I've recently started taking dating more seriously. This has forced me to be significantly more explicit and considered about what it is exactly that I look for in people. While initially motivated by romantic contexts, this clearly also both applies to and benefits from considering non romantic contexts. While I previously thought I had good models for what it is that I looked for in my personal relationships, dating online quickly made me realise my models of what made me compatible with people were pretty incomplete. This post introduces an entire category of errors in my models.

When I think about what I look for in people, a natural starting point is to study the people I associate with in my day to day life already. These people have been sampled from an extremely narrow distribution. This distribution is likely non representative in many ways. Some of these ways might be explicitly known to me and already informing my actions. For example I might know that I get along better with people who like cats than dogs, and so select more cat loving friends than dog loving friends.

Other ways might be implicit and unknown to me. Here is an incomplete list of ways such implicit properties might come about:

  • Suppose you have some strong hidden preference $x$ that you lack introspective access to, but which divides the population in two. You might end up having a stronger draw to people who have $x$ or a push away from people who don't have $x$, but be unable to explain why in each individual case. This might lead you to your social circles over representing $x$, with you still blind to what $x$ actually is. By definition, $x$ is not represented in my models of what I look for in people. I have little reason to think $x$ might not be important. This one is least egregious, as this is most plainly an introspection skill issue.
  • Suppose traits $x$ and $y$ are correlated in the population, and you filter for $x$ consciously (meaning you know what $x$ is). You have now implicitly also filtered on $y$, but need not know what $y$ is. $y$ might be important.
  • Suppose you only in your day to day life encounter a subdistribution of the population and that subdistribution has trait $x$, you've now implicitly filtered for trait $x$ but again don't know what $x$ is. $x$ might be important.
  • Suppose there is some trait that has low variance across the distribution of people you spend time with.

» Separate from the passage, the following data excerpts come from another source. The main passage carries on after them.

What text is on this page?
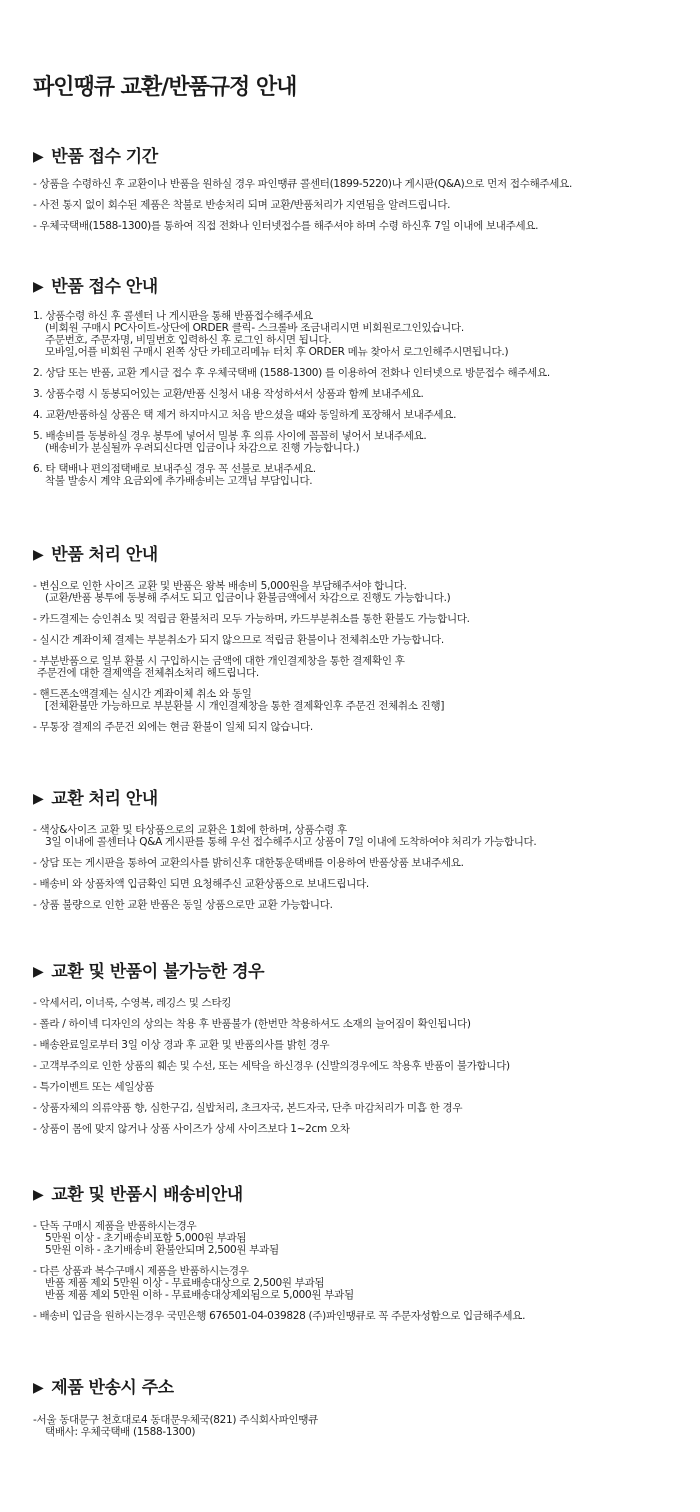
파인땡큐 교환/반품규정 안내
▶ 반품 접수 기간
- 상품을 수령하신 후 교환이나 반품을 원하실 경우 파인땡큐 콜센터(1899-5220)나 게시판(Q&A)으로 먼저 접수해주세요.
- 사전 통지 없이 회수된 제품은 착불로 반송처리 되며 교환/반품처리가 지연됨을 알려드립니다.
- 우체국택배(1588-1300)를 통하여 직접 전화나 인터넷접수를 해주셔야 하며 수령 하신후 7일 이내에 보내주세요.
▶ 반품 접수 안내
1. 상품수령 하신 후 콜센터 나 게시판을 통해 반품접수해주세요
(비회원 구매시 PC사이트-상단에 ORDER 클릭- 스크롤바 조금내리시면 비회원로그인있습니다.
주문번호, 주문자명, 비밀번호 입력하신 후 로그인 하시면 됩니다.
모바일,어플 비회원 구매시 왼쪽 상단 카테고리메뉴 터치 후 ORDER 메뉴 찾아서 로그인해주시면됩니다.)
2. 상담 또는 반품, 교환 게시글 접수 후 우체국택배 (1588-1300) 를 이용하여 전화나 인터넷으로 방문접수 해주세요.
3. 상품수령 시 동봉되어있는 교환/반품 신청서 내용 작성하셔서 상품과 함께 보내주세요.
4. 교환/반품하실 상품은 택 제거 하지마시고 처음 받으셨을 때와 동일하게 포장해서 보내주세요.
5. 배송비를 동봉하실 경우 봉투에 넣어서 밀봉 후 의류 사이에 꼼꼼히 넣어서 보내주세요.
(배송비가 분실될까 우려되신다면 입금이나 차감으로 진행 가능합니다.)
6. 타 택배나 편의점택배로 보내주실 경우 꼭 선불로 보내주세요.
착불 발송시 계약 요금외에 추가배송비는 고객님 부담입니다.
▶ 반품 처리 안내
- 변심으로 인한 사이즈 교환 및 반품은 왕복 배송비 5,000원을 부담해주셔야 합니다.
(교환/반품 봉투에 동봉해 주셔도 되고 입금이나 환불금액에서 차감으로 진행도 가능합니다.)
- 카드결제는 승인취소 및 적립금 환불처리 모두 가능하며, 카드부분취소를 통한 환불도 가능합니다.
- 실시간 계좌이체 결제는 부분취소가 되지 않으므로 적립금 환불이나 전체취소만 가능합니다.
- 부분반품으로 일부 환불 시 구입하시는 금액에 대한 개인결제창을 통한 결제확인 후
주문건에 대한 결제액을 전체취소처리 해드립니다.
- 핸드폰소액결제는 실시간 계좌이체 취소 와 동일
[전체환불만 가능하므로 부분환불 시 개인결제창을 통한 결제확인후 주문건 전체취소 진행]
- 무통장 결제의 주문건 외에는 현금 환불이 일체 되지 않습니다.
▶ 교환 처리 안내
- 색상&사이즈 교환 및 타상품으로의 교환은 1회에 한하며, 상품수령 후
3일 이내에 콜센터나 Q&A 게시판를 통해 우선 접수해주시고 상품이 7일 이내에 도착하여야 처리가 가능합니다.
- 상담 또는 게시판을 통하여 교환의사를 밝히신후 대한통운택배를 이용하여 반품상품 보내주세요.
- 배송비 와 상품차액 입금확인 되면 요청해주신 교환상품으로 보내드립니다.
- 상품 불량으로 인한 교환 반품은 동일 상품으로만 교환 가능합니다.
▶ 교환 및 반품이 불가능한 경우
- 악세서리, 이너룩, 수영복, 레깅스 및 스타킹
- 폴라 / 하이넥 디자인의 상의는 착용 후 반품불가 (한번만 착용하셔도 소재의 늘어짐이 확인됩니다)
- 배송완료일로부터 3일 이상 경과 후 교환 및 반품의사를 밝힌 경우
- 고객부주의로 인한 상품의 훼손 및 수선, 또는 세탁을 하신경우 (신발의경우에도 착용후 반품이 불가합니다)
- 특가이벤트 또는 세일상품
- 상품자체의 의류약품 향, 심한구김, 실밥처리, 초크자국, 본드자국, 단추 마감처리가 미흡 한 경우
- 상품이 몸에 맞지 않거나 상품 사이즈가 상세 사이즈보다 1~2cm 오차
▶ 교환 및 반품시 배송비안내
- 단독 구매시 제품을 반품하시는경우
5만원 이상 - 초기배송비포함 5,000원 부과됨
5만원 이하 - 초기배송비 환불안되며 2,500원 부과됨
- 다른 상품과 복수구매시 제품을 반품하시는경우
반품 제품 제외 5만원 이상 - 무료배송대상으로 2,500원 부과됨
반품 제품 제외 5만원 이하 - 무료배송대상제외됨으로 5,000원 부과됨
- 배송비 입금을 원하시는경우 국민은행 676501-04-039828 (주)파인땡큐로 꼭 주문자성함으로 입금해주세요.
▶ 제품 반송시 주소
-서울 동대문구 천호대로4 동대문우체국(821) 주식회사파인땡큐
택배사: 우체국택배 (1588-1300)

In extreme cases such a trait might not even seem like a property that varies amongst people at all - you might not realise the trait is a trait. But even if you do track it, you might under-represent how important that trait is. If everyone around you has $x$, you might think $x$ is not that important - it may take seeing not $x$ to realise $x$ really is quite important.

Where I am going with this is there is a Chesterton's fence like situation occurring here -- there are properties of my social circle that are important for getting along well with me that I myself am either not aware of, or aware of but unaware of the importance of. If I stray too far from the distribution I am used to, these can break hard -- and worse than that, I might not even notice immediately when they do break.

Online dating can take you quite far out of distribution and cause this problem to manifest. The particular preferences I have in mind while writing this eventually graduated from implicit to explicit, but have left behind a stronger belief in this Chesterton's fence like preference problem in their wake.

I don't think I've seen this consideration on online dating discussed before (though also haven't looked hard). This is an error of a similar kind to the one Cate Hall describes here. I've made two general updates from this realization:

  1. I now hold much more general uncertainty over my models of what I look for in people. I think there likely exist a bunch more properties that I still remain blind to (the importance of). I think it's probably possible to discover more of these over time, but hard to fully enumerate the list.
  2. I am less excited about dating online and a bit more excited about meeting people in real life, where fewer of these unknown unknowns might bite. People I meet in real life are sampled from a distribution much closer to the narrow distribution of my friends, often because I meet people through my friends, and my friends' distributions are close to mine. This is only a modest update: there are other reasons to be excited about dating online; e.g. high information value.

Thanks to Elinor Oren for feedback on this post that massively improved its clarity.